Mr. Andres also said there are “significant challenges” in trying to investigate and prosecute human trafficking crimes that cross international borders, adding that pursuing an investigation abroad “is often time consuming and the delays can be significant and undermine an investigation.”

Some investigative tools for gathering evidence are not always available overseas, such as wiretaps and undercover agents, he said, and the investigations often require the cooperation of foreign law enforcement agencies to help track down the criminals.

“We don’t always have the cooperation of the foreign governments,” Mr. Andres said “There is corruption in some of these places.”

In his testimony, Mr. Andres said the Justice Department successfully obtained a 12-year sentence in May for a Uzbekistan national for his role in a racketeering conspiracy that involved the recruitment and exploitation of dozens of workers from the Philippines, Jamaica and the Dominican Republic who were forced to work in hospitality jobs in 14 states under threat of deportation.

Eight other defendants were convicted in the scheme, including U.S. nationals.

Martina Vandenberg, an advocate for human trafficking victims, said corruption is “fundamental” to the success of the traffickers, noting that in Bosnia-Herzegovina, corrupt police officers participated directly in trafficking, getting payoffs in return for protecting the traffickers from raids.
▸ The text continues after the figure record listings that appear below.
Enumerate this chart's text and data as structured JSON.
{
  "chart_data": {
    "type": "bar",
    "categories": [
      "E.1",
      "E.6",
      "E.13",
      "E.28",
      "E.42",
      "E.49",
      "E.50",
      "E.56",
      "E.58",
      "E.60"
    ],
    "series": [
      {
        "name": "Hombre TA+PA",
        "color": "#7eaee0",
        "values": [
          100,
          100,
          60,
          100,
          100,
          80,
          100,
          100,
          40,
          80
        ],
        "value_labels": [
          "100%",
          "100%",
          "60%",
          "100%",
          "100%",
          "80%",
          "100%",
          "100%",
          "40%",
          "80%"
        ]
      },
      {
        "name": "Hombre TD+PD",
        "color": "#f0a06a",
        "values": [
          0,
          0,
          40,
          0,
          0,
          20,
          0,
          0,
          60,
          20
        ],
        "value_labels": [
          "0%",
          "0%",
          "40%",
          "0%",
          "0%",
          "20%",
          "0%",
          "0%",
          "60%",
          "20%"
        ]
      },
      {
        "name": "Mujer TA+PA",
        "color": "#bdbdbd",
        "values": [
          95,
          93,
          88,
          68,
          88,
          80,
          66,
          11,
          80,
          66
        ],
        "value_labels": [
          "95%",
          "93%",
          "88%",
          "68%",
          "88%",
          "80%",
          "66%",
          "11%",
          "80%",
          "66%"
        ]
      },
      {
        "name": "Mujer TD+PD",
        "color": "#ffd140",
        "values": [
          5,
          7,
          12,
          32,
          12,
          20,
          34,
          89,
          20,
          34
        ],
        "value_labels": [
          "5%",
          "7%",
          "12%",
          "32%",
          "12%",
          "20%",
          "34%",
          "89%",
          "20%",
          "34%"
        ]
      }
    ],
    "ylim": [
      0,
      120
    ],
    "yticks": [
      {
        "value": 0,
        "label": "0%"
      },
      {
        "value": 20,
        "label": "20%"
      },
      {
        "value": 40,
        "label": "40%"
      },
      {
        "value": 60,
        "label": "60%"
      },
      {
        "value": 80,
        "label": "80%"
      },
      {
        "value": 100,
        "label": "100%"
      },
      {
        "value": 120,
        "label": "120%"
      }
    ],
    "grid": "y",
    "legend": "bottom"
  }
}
Ms. Vandenberg, pro bono counsel for the Freedom Network USA, also said many trafficking victims in the United States don’t try to escape because they come from countries where corruption is widespread and believe that police and judges in this country have been bought.
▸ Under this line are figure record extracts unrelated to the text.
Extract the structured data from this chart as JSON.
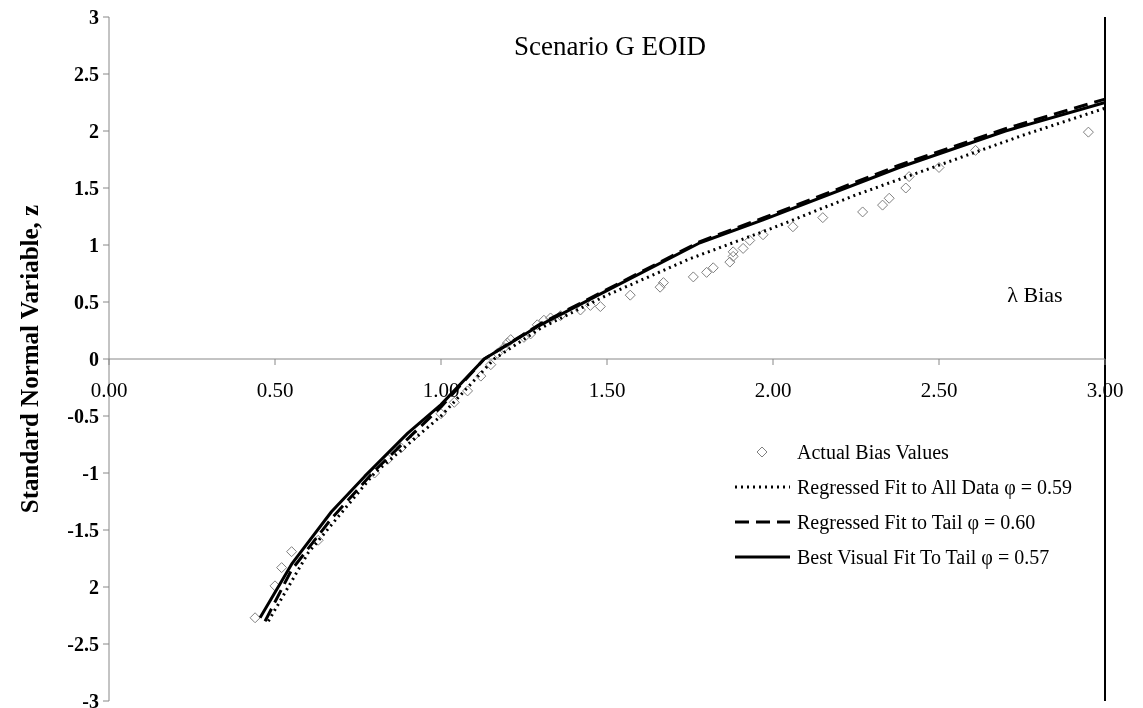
{
  "chart_data": {
    "type": "scatter",
    "title": "Scenario G EOID",
    "xlabel": "λ Bias",
    "ylabel": "Standard Normal Variable, z",
    "xlim": [
      0,
      3
    ],
    "ylim": [
      -3,
      3
    ],
    "xticks": [
      {
        "value": 0,
        "label": "0.00"
      },
      {
        "value": 0.5,
        "label": "0.50"
      },
      {
        "value": 1,
        "label": "1.00"
      },
      {
        "value": 1.5,
        "label": "1.50"
      },
      {
        "value": 2,
        "label": "2.00"
      },
      {
        "value": 2.5,
        "label": "2.50"
      },
      {
        "value": 3,
        "label": "3.00"
      }
    ],
    "yticks": [
      3,
      2.5,
      2,
      1.5,
      1,
      0.5,
      0,
      -0.5,
      -1,
      -1.5,
      {
        "value": -2,
        "label": "2"
      },
      -2.5,
      -3
    ],
    "grid": false,
    "legend": "bottom right",
    "series": [
      {
        "name": "Actual Bias Values",
        "marker": "diamond",
        "color": "#808080",
        "x": [
          0.44,
          0.5,
          0.52,
          0.55,
          0.63,
          0.8,
          0.84,
          0.88,
          0.92,
          1.0,
          1.04,
          1.08,
          1.12,
          1.15,
          1.17,
          1.19,
          1.2,
          1.21,
          1.25,
          1.27,
          1.29,
          1.31,
          1.33,
          1.36,
          1.42,
          1.45,
          1.48,
          1.57,
          1.66,
          1.67,
          1.76,
          1.8,
          1.82,
          1.87,
          1.88,
          1.88,
          1.91,
          1.93,
          1.97,
          2.06,
          2.15,
          2.27,
          2.33,
          2.35,
          2.4,
          2.41,
          2.5,
          2.61,
          2.95
        ],
        "values": [
          -2.27,
          -1.99,
          -1.83,
          -1.69,
          -1.59,
          -1.0,
          -0.88,
          -0.78,
          -0.67,
          -0.48,
          -0.38,
          -0.28,
          -0.15,
          -0.05,
          0.05,
          0.1,
          0.14,
          0.17,
          0.19,
          0.22,
          0.3,
          0.34,
          0.36,
          0.38,
          0.43,
          0.47,
          0.46,
          0.56,
          0.63,
          0.67,
          0.72,
          0.76,
          0.8,
          0.85,
          0.9,
          0.94,
          0.97,
          1.04,
          1.09,
          1.16,
          1.24,
          1.29,
          1.35,
          1.41,
          1.5,
          1.6,
          1.68,
          1.83,
          1.99
        ]
      },
      {
        "name": "Regressed Fit to All Data φ = 0.59",
        "type": "line",
        "line_style": "dotted",
        "color": "#000000",
        "x": [
          0.48,
          0.6,
          0.8,
          1.0,
          1.16,
          1.3,
          1.5,
          1.75,
          2.0,
          2.25,
          2.5,
          2.75,
          3.0
        ],
        "values": [
          -2.3,
          -1.7,
          -1.0,
          -0.5,
          0,
          0.27,
          0.56,
          0.88,
          1.15,
          1.44,
          1.7,
          1.96,
          2.2
        ]
      },
      {
        "name": "Regressed Fit to Tail φ = 0.60",
        "type": "line",
        "line_style": "dashed",
        "color": "#000000",
        "x": [
          0.47,
          0.55,
          0.67,
          0.8,
          1.0,
          1.13,
          1.3,
          1.52,
          1.78,
          2.0,
          2.38,
          2.7,
          3.0
        ],
        "values": [
          -2.3,
          -1.85,
          -1.4,
          -0.98,
          -0.42,
          0,
          0.31,
          0.64,
          1.03,
          1.27,
          1.7,
          2.02,
          2.28
        ]
      },
      {
        "name": "Best Visual Fit To Tail φ = 0.57",
        "type": "line",
        "line_style": "solid",
        "color": "#000000",
        "x": [
          0.455,
          0.55,
          0.67,
          0.77,
          0.9,
          1.0,
          1.13,
          1.3,
          1.52,
          1.78,
          1.97,
          2.38,
          2.7,
          3.0
        ],
        "values": [
          -2.27,
          -1.8,
          -1.34,
          -1.03,
          -0.65,
          -0.4,
          0,
          0.3,
          0.63,
          1.02,
          1.22,
          1.68,
          2.0,
          2.25
        ]
      }
    ]
  }
}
She was critical of what she called the lack of trafficking prosecutions in the U.S. and around the world, calling the Justice Department’s 103 prosecutions involving 181 defendants in 2010 “appallingly low.”

Piero Bonadeo, a United Nations official, pointed out that while the majority of countries have criminalized human trafficking, the use of such laws to prosecute and convict traffickers “remains limited.” He said 40 percent of the countries in the world with trafficking laws have never recorded a single trafficking conviction.